Restraint in International Politics
Title | Restraint in International Politics PDF eBook |
Author | Brent J. Steele |
Publisher | Cambridge University Press |
Pages | 319 |
Release | 2019-10-17 |
Genre | Philosophy |
ISBN | 1108486088 |
Comprehensive examination of restraint in international politics, considered across a range of contexts as a political process, device, and strategy.
Power and Restraint
Title | Power and Restraint PDF eBook |
Author | Howard S. Cohen |
Publisher | Praeger |
Pages | 200 |
Release | 1991-06-30 |
Genre | Business & Economics |
ISBN |
The authors develop a system of ethical standards by which to measure responsible police behavior and apply these standards to several familiar yet challenging cases encountered daily in municipal patrol work.
Restraint
Title | Restraint PDF eBook |
Author | Barry R. Posen |
Publisher | Cornell University Press |
Pages | 190 |
Release | 2014-06-03 |
Genre | Political Science |
ISBN | 0801470862 |
The United States, Barry R. Posen argues in Restraint, has grown incapable of moderating its ambitions in international politics. Since the collapse of Soviet power, it has pursued a grand strategy that he calls "liberal hegemony," one that Posen sees as unnecessary, counterproductive, costly, and wasteful. Written for policymakers and observers alike, Restraint explains precisely why this grand strategy works poorly and then provides a carefully designed alternative grand strategy and an associated military strategy and force structure.
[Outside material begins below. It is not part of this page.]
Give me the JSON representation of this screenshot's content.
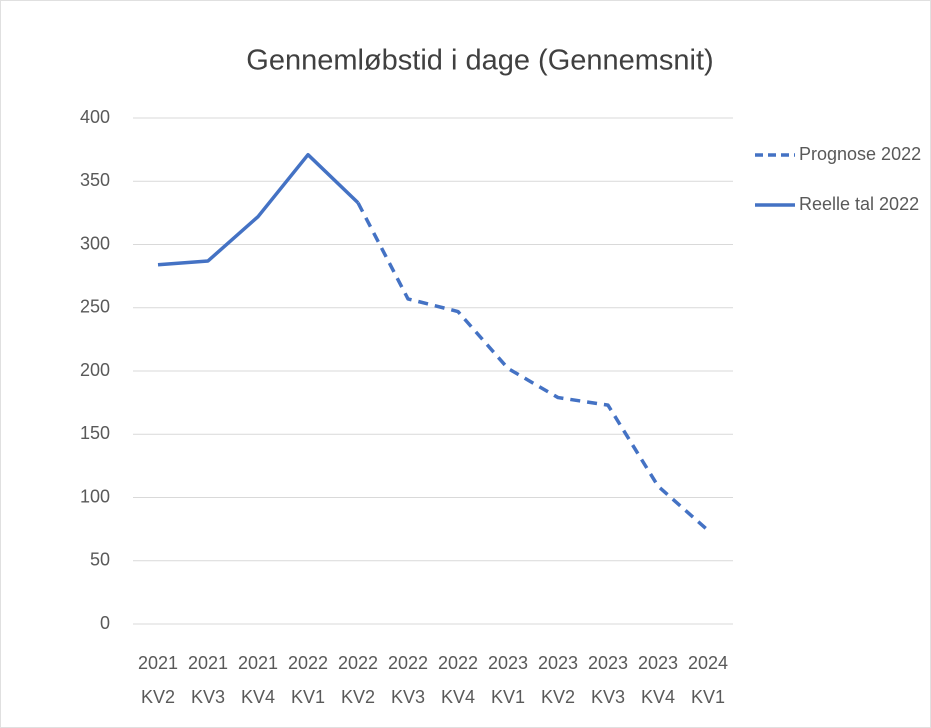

In contrast to the failures and unexpected problems that have stemmed from America’s consistent overreaching, Posen makes an urgent argument for restraint in the future use of U.S. military strength. After setting out the political implications of restraint as a guiding principle, Posen sketches the appropriate military forces and posture that would support such a strategy. He works with a deliberately constrained notion of grand strategy and, even more important, of national security (which he defines as including sovereignty, territorial integrity, power position, and safety). His alternative for military strategy, which Posen calls "command of the commons," focuses on protecting U.S. global access through naval, air, and space power, while freeing the United States from most of the relationships that require the permanent stationing of U.S. forces overseas.